Nous sommes en décembre, le temps est hivernal cet après-midi là. Le magasin « Alexander Wang » de SoHo est provisoirement fermé, aucun client n’ayant droit d’entrer. Un garde du corps observe les alentours, tel un personnage de la série « Homeland ». Son regard fait des vas et viens de manière suspicieuse entre Wang, habillé d’une veste noire tombante (assis à côté de moi sur un canapé de cuir noir, lequel est parsemé de coussins en vison) et le hamac suspendu au milieu du magasin. Il plisse des yeux en observant, par la fenêtre de secours, la grande peluche noire haute de trois mètres. « J’ai besoin de savoir où se trouve l’hôpital le plus proche, » murmure-t-il. Aussitôt dit, aussitôt fait: un hôpital convenable est localisé.
 

Le garde est écrasé par un sac à dos qui semble très lourd.

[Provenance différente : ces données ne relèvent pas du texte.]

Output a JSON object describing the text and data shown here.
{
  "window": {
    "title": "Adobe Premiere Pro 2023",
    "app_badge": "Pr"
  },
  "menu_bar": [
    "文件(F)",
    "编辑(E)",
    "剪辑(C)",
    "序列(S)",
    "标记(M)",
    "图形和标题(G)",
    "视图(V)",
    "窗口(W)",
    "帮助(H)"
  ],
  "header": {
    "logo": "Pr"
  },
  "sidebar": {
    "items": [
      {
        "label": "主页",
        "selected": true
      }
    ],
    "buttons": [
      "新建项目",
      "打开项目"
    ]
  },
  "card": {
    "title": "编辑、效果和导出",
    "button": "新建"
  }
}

« Puis-je prendre votre sac ? » lui demande gentiment la vendeuse. « Non, merci. Je le garde, il contient tout ce dont Elle a besoin. »
 
« Elle » (je le savais, nous le savions tous, car cela faisait au moins cinq longues minutes que nous l’attendions) c’était Rihanna. J’ai découvert par la suite que quiconque travaille pour la chanteuse méga-star parle d’elle comme « Elle », de la même façon que les pasteurs disent « Lui » ou « Il » pour faire référence à Dieu. Et cette vénération est légitime, en tout cas aujourd’hui: elle vient d’apprendre qu’elle a autant de singles n°01 que Michael Jackson dans le classement « Hot 100″ du magazine « Billboard ». Cela a pris vingt-trois ans à MJ, mais sept à Rihanna. Elle a vendu 50 millions d’albums et 180 millions de singles, et a emporté six « Grammy Awards ». Tout cela est plutôt extraordinaire pour un garçon-manqué de la Barbade prénommée Robyn Rihanna Fenty, qui n’a jamais pris de cours de chant.
 
Concernant la mode, Rihanna est un grand nom aux yeux du public et des couturiers. L’Effet Rihanna était présent partout pendant les collections de printemps. Peter Dundas, créateur artistique chez Pucci a présenté des boxers en cuir portés avec des vestes ornées de pierreries, et a paré sa robe de tapis-rouge de harnais noirs perlés. Olivier Rousteing, pour « Balmain » (dont Rihanna fait la campagne de publicité pour le printemps), a présenté ce qui équivaut à une garde-robe de Rihanna sur le podium: des vestes de baseball accordés à des hauts simples, avec des pantalons slim à motifs pied-de-poule ; des robes courtes en jean inspirées des années 80, cintrées au niveau de la taille. Les robes très courtes incrustées de joyaux ainsi que les sandales à cuissardes de Tom Ford étaient tout simplement à l’image de Rihanna.
 
Voici ce que ces couturiers ont à dire d’elle: « Personne ne m’excite autant qu’elle, » dit Alexander Wang, en sirotant un café glacé. « C’est brut, c’est intelligent, c’est tout ce dont la culture pop a besoin pour aller de l’avant. »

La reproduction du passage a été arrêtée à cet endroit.